Ketika kita semua bergerak secara sinkron, atau melakukan tindakan yang sama dengan cara yang dapat diprediksi, seperti yang sering diminta oleh ritual, hal itu dapat menciptakan rasa kebersamaan yang menenteramkan. Dan dalam menghadapi bahaya, kerja sama kelompok mungkin menjadi masalah hidup dan mati.

"Budaya tentara adalah contoh yang bagus," kata Gelfand. Gerakan kelompok yang disinkronkan yang dipraktikkan oleh unit militer di seluruh dunia mempersiapkan mereka untuk bertindak sebagai satu kesatuan dalam situasi berbahaya.

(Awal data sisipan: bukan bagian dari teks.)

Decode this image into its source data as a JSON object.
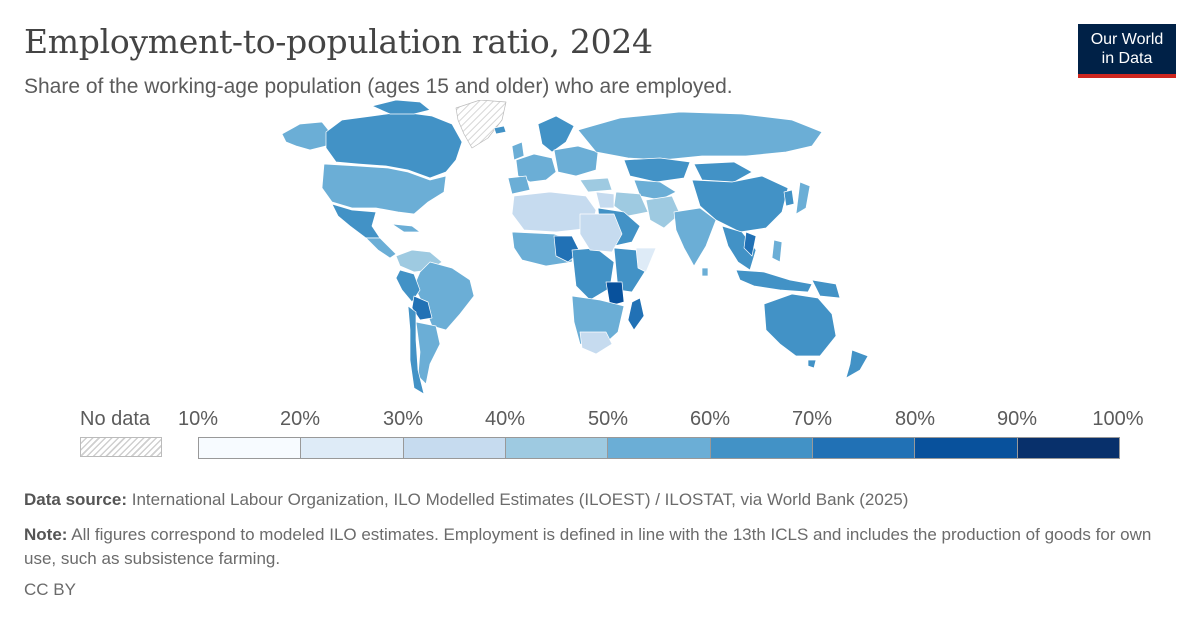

Ritual juga dapat membantu orang mengatasi jenis ketakutan dan kecemasan lainnya. Martin Lang dari Masaryk University di Republik Ceko percaya bahwa ritual yang dapat membuat mereka nyaman dan terhibur. Timnya menemukan, misalnya, bahwa kurang wanita di pulau Mauritius merasa kurang cemas untuk memberikan pidato publik setelah ritual doa berulang-ulang di kuil Hindu.

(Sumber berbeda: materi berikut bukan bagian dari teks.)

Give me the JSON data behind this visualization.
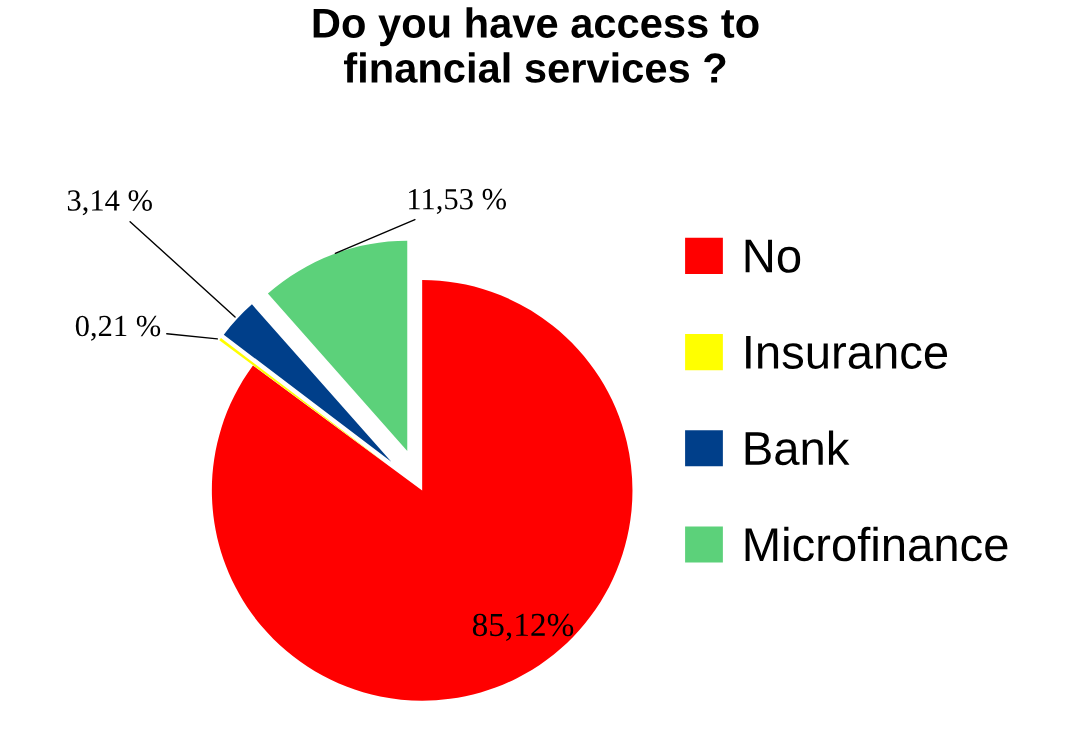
{
  "chart_data": {
    "type": "pie",
    "title": "Do you have access to\nfinancial services ?",
    "categories": [
      "No",
      "Insurance",
      "Bank",
      "Microfinance"
    ],
    "values": [
      85.12,
      0.21,
      3.14,
      11.53
    ],
    "colors": [
      "#ff0000",
      "#ffff00",
      "#003f8a",
      "#5cd17a"
    ],
    "value_labels": [
      "85,12%",
      "0,21 %",
      "3,14 %",
      "11,53 %"
    ],
    "legend": "right"
  }
}
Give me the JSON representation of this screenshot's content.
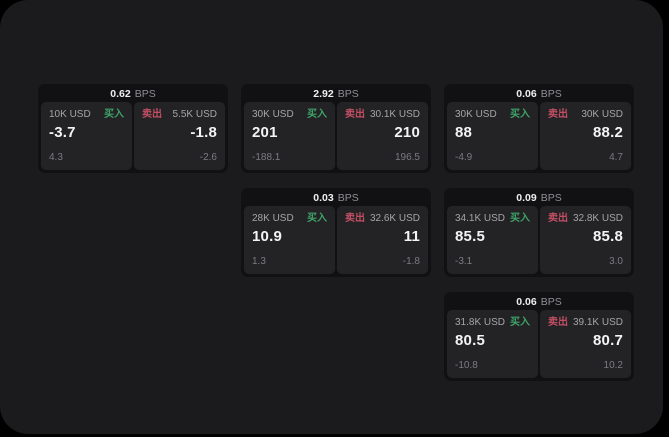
{
  "labels": {
    "bps_unit": "BPS",
    "buy": "买入",
    "sell": "卖出"
  },
  "colors": {
    "buy_green": "#3fa368",
    "sell_red": "#c04f63",
    "page_bg": "#1b1b1d",
    "card_bg": "#111113",
    "panel_bg": "#232326"
  },
  "cards": [
    {
      "bps": "0.62",
      "buy": {
        "amount": "10K USD",
        "value": "-3.7",
        "sub": "4.3"
      },
      "sell": {
        "amount": "5.5K USD",
        "value": "-1.8",
        "sub": "-2.6"
      }
    },
    {
      "bps": "2.92",
      "buy": {
        "amount": "30K USD",
        "value": "201",
        "sub": "-188.1"
      },
      "sell": {
        "amount": "30.1K USD",
        "value": "210",
        "sub": "196.5"
      }
    },
    {
      "bps": "0.06",
      "buy": {
        "amount": "30K USD",
        "value": "88",
        "sub": "-4.9"
      },
      "sell": {
        "amount": "30K USD",
        "value": "88.2",
        "sub": "4.7"
      }
    },
    {
      "bps": "0.03",
      "buy": {
        "amount": "28K USD",
        "value": "10.9",
        "sub": "1.3"
      },
      "sell": {
        "amount": "32.6K USD",
        "value": "11",
        "sub": "-1.8"
      }
    },
    {
      "bps": "0.09",
      "buy": {
        "amount": "34.1K USD",
        "value": "85.5",
        "sub": "-3.1"
      },
      "sell": {
        "amount": "32.8K USD",
        "value": "85.8",
        "sub": "3.0"
      }
    },
    {
      "bps": "0.06",
      "buy": {
        "amount": "31.8K USD",
        "value": "80.5",
        "sub": "-10.8"
      },
      "sell": {
        "amount": "39.1K USD",
        "value": "80.7",
        "sub": "10.2"
      }
    }
  ]
}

Beberapa fenomena yang secara dangkal menyerupai ritual telah diamati pada primata lain, kata ahli primata Carel van Schaik dari University of Zurich, Swiss, yang telah mempelajari evolusi budaya pada orangutan. Seperti semua hewan, primata dilahirkan dengan naluri yang membantu mereka menghindari bahaya dan penyakit, dan mereka juga dapat belajar menghindari risiko setelah mengalami pengalaman buruk atau dengan mengamati rekan-rekan lain dalam kelompok mereka.

Namun, para peneliti tidak menemukan bukti bahwa primata non-manusia terlibat dalam ritual yang sebenarnya, kata van Schaik. "Ini hanya muncul dari pikiran budaya kita, yang berkembang di lingkungan yang tidak biasa yang kita ciptakan untuk diri kita sendiri."

Van Schaik percaya bahwa banyak ritual sosial berasal ketika manusia mulai hidup dalam kelompok-kelompok yang lebih besar, terutama setelah pertanian memungkinkan populasi-populasi yang lebih besar tinggal di tempat yang sama. "Keputusan yang menentukan itu memaparkan manusia pada semua jenis kekerasan, bencana, dan penyakit," katanya, "dari konflik dalam kelompok hingga perang antar kelompok hingga penyakit menular yang sekarang dapat menyebar dengan cepat ke seluruh desa."